Of this is specific, so the thing is you don't trust blindly trust anything to be installed on your smart phone.

But as you can see, there are a lot that fall on this trap, as the first variant of this malware targeting Spain has managed to steal 11m phones already. That is huge, and the criminals has some kind of control servers wherein they can watch everything without you knowing, which is a bit scary.

[The Cryptovator]

I am not familiar with this platform, just curious where is this warning popping up? In browser or apps? Often I update my apps directly from the Google Play store since I am an android user. I don't update apps from the apps or website pop-ups. I do the same even for my Electrum wallet, directly installs and update from the official website. Because I know anytime the site or apps would be affected by hackers and they would push to install malware to my device.

Anyway, thanks OP for sharing it with us. It would help at least forum users to prevent this malware.

[Saisher]

I've seen a lot of these pop-ups whenever I installed a gaming application, I know it's a bundle and it's mean to deceive you into installing has virus application, the rule of the thumb has always been to only install an application that has positive and fair reviews do not install an unfamiliar application, awareness is always the key.

[ScamViruS]

First time to hear about flubot but too bad that many concerned people will really have to follow that instruction if they know that they did something wrong like their browsing attitude.

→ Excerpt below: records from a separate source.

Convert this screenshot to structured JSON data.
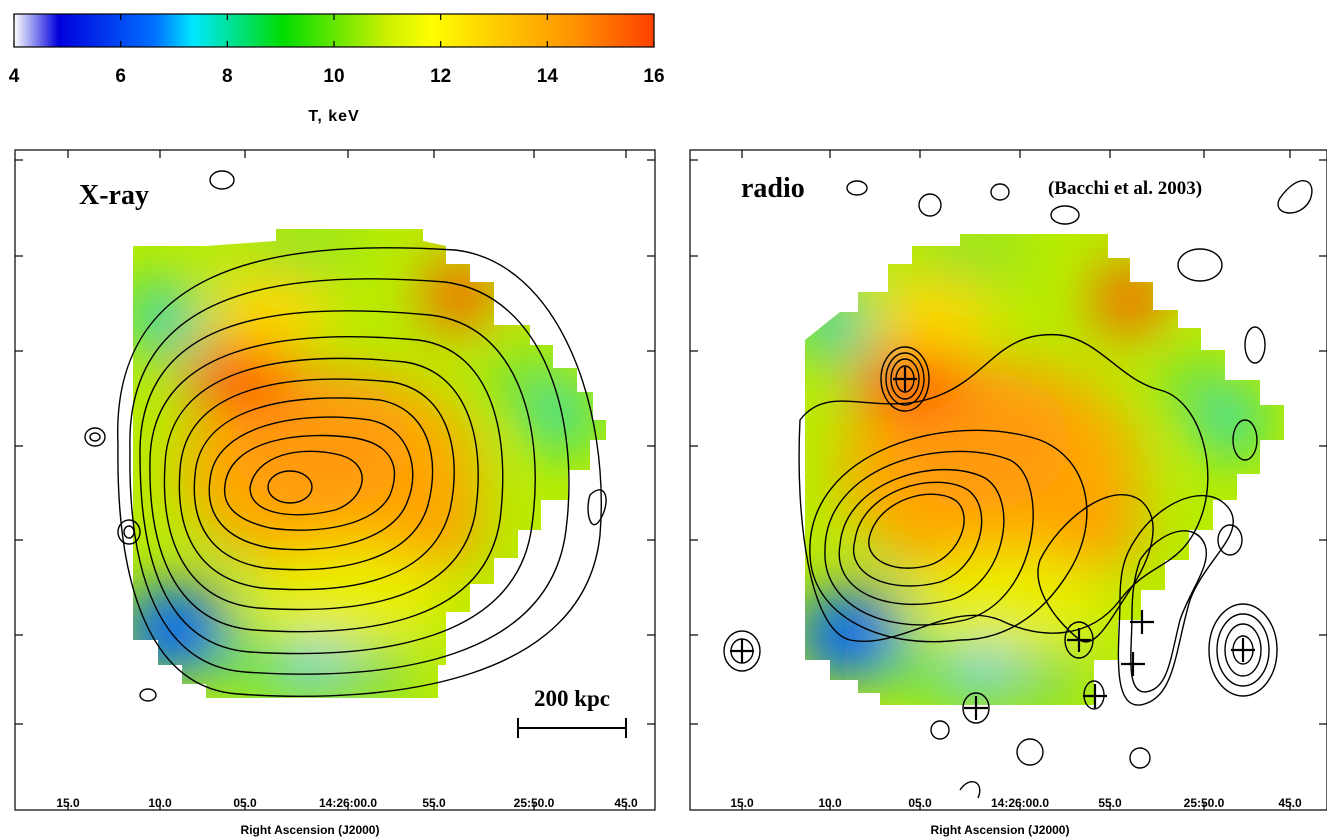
{
  "colorbar": {
    "title": "T, keV",
    "ticks": [
      4,
      6,
      8,
      10,
      12,
      14,
      16
    ],
    "range": [
      4,
      16
    ],
    "colors": [
      "#ffffff",
      "#0000dd",
      "#00e8ff",
      "#00dd00",
      "#ffff00",
      "#ffa000",
      "#ff4000"
    ]
  },
  "chart_data": [
    {
      "type": "heatmap",
      "panel_label": "X-ray",
      "xlabel": "Right Ascension (J2000)",
      "ylabel": "",
      "x_ticks": [
        "15.0",
        "10.0",
        "05.0",
        "14:26:00.0",
        "55.0",
        "25:50.0",
        "45.0"
      ],
      "overlay": "X-ray surface brightness contours",
      "scale_bar": "200 kpc",
      "value_unit": "T, keV",
      "temperature_features": [
        {
          "region": "main hot ridge",
          "T_keV": 14
        },
        {
          "region": "north-east hot spot",
          "T_keV": 15
        },
        {
          "region": "north-west hot spot",
          "T_keV": 15
        },
        {
          "region": "south-east cool region",
          "T_keV": 6
        },
        {
          "region": "south cool spots",
          "T_keV": 7
        },
        {
          "region": "west edge",
          "T_keV": 8
        }
      ]
    },
    {
      "type": "heatmap",
      "panel_label": "radio",
      "reference": "(Bacchi et al. 2003)",
      "xlabel": "Right Ascension (J2000)",
      "ylabel": "",
      "x_ticks": [
        "15.0",
        "10.0",
        "05.0",
        "14:26:00.0",
        "55.0",
        "25:50.0",
        "45.0"
      ],
      "overlay": "radio contours",
      "point_source_markers": 7,
      "value_unit": "T, keV"
    }
  ]
}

It's like freely installation upon clicking that security update.

That's why it's important to know the app properly before installing anything on your smartphone. Because you will find a lot of apps online that look interesting and trustworthy, but those apps can steal your important information from your phone.

I see a lot of crypto users who are victims of such scams, they get tired when they actually do a little research. And that's why they can't be careful before installing such an app.